Trying to find a way to more accurately determine fertility in young roosters, McDaniel adapted a sperm quality analyzer, formerly used for humans, for use with poultry.
"The instrument measures sperm concentration, viability and motility -- sperm's ability to move on its own -- and gives a sperm motility index, or SMI," McDaniel said. "We know these measurements are closely related to fertility."
McDaniel's research had three steps. He first had to prove in the laboratory that sperm concentrations, viability and motility numbers influenced the SMI for chickens. With this proven, McDaniel then moved to field tests.
"I had to show that a high sperm motility index resulted in high numbers of fertilized eggs," McDaniel said.
To do this, he collected semen samples, measured sperm concentrations, viability and the sperm motility index, and then inseminated hens with the same samples. These results proved that the SMI accurately predicts fertility.
The third step involved McDaniel grouping roosters based on their SMI rating at 27 weeks old. Hens were artificially inseminated once a week for eight weeks with semen from roosters in these SMI rankings.

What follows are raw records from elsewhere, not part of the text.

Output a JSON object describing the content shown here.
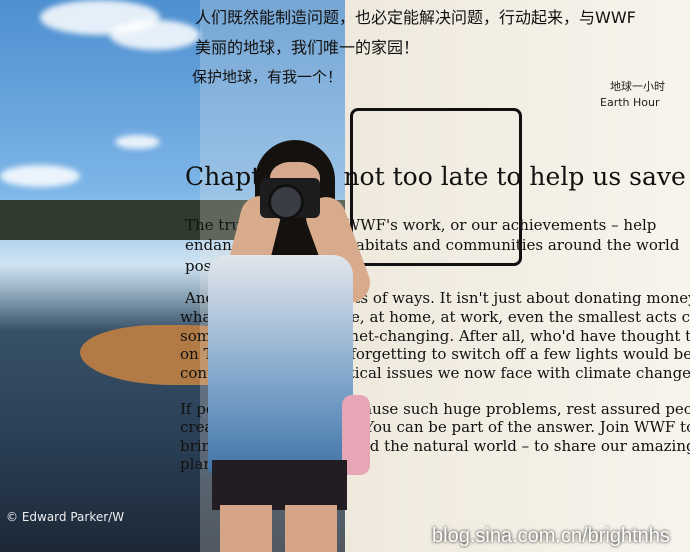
{
  "poster_text": {
    "cn_line_1": "人们既然能制造问题，也必定能解决问题，行动起来，与WWF",
    "cn_line_2": "美丽的地球，我们唯一的家园！",
    "cn_line_3": "保护地球，有我一个！",
    "earth_hour_cn": "地球一小时",
    "earth_hour_en": "Earth Hour",
    "chapter_heading": "Chapter It's not too late to help us save our",
    "body": [
      "The truth is, most of WWF's work, or our achievements – help",
      "endangered wildlife, habitats and communities around the world",
      "possible without you.",
      "And you can help in lots of ways. It isn't just about donating money, it's",
      "what you do in your life, at home, at work, even the smallest acts can",
      "something big and planet-changing. After all, who'd have thought that",
      "on TV on standby and forgetting to switch off a few lights would be",
      "contributing to the critical issues we now face with climate change?",
      "If people's actions can cause such huge problems, rest assured people",
      "create HUGE solutions. You can be part of the answer. Join WWF to",
      "bring together people and the natural world – to share our amazing",
      "planet is up"
    ],
    "photo_credit": "© Edward Parker/W",
    "watermark": "blog.sina.com.cn/brightnhs"
  }
}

"We learned that semen from males found at a young age to have the highest SMI fertilized 98 percent of the eggs laid," McDaniel said. "The industry-wide average is about 90 percent fertility, so that 8 percent is a big increase."
In the groupings, only about 10 percent of the roosters ranked highest in fertility, but the top 78 percent had a 94 percent fertility rate, and the upper 53 percent had 96 percent fertility. Another important finding was that roosters kept their fertility ranking as they aged, so the SMI test need only be conducted once in a rooster's life.
A final step will determine actual fertility in natural mating situations for roosters with high SMI ratings, McDaniel said. Once the research is complete, he plans to use the results to recommend a management change to those in the poultry industry.
"I will recommend culling a slightly larger percentage of roosters, but the birds that remain will have a much superior fertility," McDaniel said. "I propose selecting birds based on semen quality to increase the chance of fertile eggs."